Here's the poem I wrote and read for Peter at his memorial. I'm very excited to be heading to New Jersey to spend time with one of his best friends, drink tequila, and hear all of her crazy stories of a man who was so damn incredible!
I remember the whites and blues
The yellow lawn chairs with wooden arm rests
the sandy asphalt crackling beneath my bicycle tires
Your house was small
gray with green shutters
a rectangle full of a spirit that breathed light into it’s otherwise dim space
you were a man of intrigue
Your intensity scared me sometimes
but I liked that you didn’t talk to me like a child
You chose your words carefully and talked in a way that was slow and with intention
I remember riding my bike home to the other side of the island
the blue jays off in the distance
thinking you were special to me
admiring your intelligence
I promised myself then that I would never float through this life
that I would question things
that I would live with my heart on my sleeve
and that I would make you proud
I don’t know why I wanted so badly to make you proud
but I did and I still do.
There are parts of you I never got to know
I know there was darkness, sadness, maybe loneliness
but I also know, mostly, there was light, joy, love, and passion.
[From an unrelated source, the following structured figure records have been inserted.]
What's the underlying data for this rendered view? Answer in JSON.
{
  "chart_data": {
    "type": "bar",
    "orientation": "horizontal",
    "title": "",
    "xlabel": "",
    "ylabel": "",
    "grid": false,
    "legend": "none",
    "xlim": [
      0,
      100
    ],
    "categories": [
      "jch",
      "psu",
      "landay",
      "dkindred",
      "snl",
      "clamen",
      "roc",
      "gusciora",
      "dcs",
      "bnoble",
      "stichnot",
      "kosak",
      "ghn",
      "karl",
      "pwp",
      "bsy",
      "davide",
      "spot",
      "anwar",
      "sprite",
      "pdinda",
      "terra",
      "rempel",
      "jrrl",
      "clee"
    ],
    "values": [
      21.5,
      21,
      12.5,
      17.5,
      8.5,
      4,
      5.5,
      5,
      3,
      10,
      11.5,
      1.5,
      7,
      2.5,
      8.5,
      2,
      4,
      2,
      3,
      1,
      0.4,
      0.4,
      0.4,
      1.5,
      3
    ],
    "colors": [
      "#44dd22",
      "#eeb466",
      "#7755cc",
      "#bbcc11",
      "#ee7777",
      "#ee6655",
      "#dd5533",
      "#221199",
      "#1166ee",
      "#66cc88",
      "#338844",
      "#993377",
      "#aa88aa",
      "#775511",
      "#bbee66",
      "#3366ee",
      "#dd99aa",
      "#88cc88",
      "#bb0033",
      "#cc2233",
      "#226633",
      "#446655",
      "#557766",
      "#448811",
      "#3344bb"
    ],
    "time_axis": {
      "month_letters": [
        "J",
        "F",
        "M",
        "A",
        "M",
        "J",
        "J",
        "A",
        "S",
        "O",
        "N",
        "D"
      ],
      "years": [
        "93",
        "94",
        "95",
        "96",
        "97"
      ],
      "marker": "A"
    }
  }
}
I know there was music, games of croquet, snowmen, two ducks and a goose
I’ll remember you listening to music in your kitchen
while I floated in your hammock dreaming of the life ahead of me
not imagining I would be standing here talking about you in the past tense
not imagining I would never get to ask all of the questions I was too young to ask then
not imagining that I could miss someone so much
and certainly not imagining a world without you
The only way I know how to honor you
is to shoot from the hip
to be unapologetically who I am
to always seek the truth.
And when I am really missing you
I’ll turn up your music
and dance around the kitchen
because I know it’s just what you would do.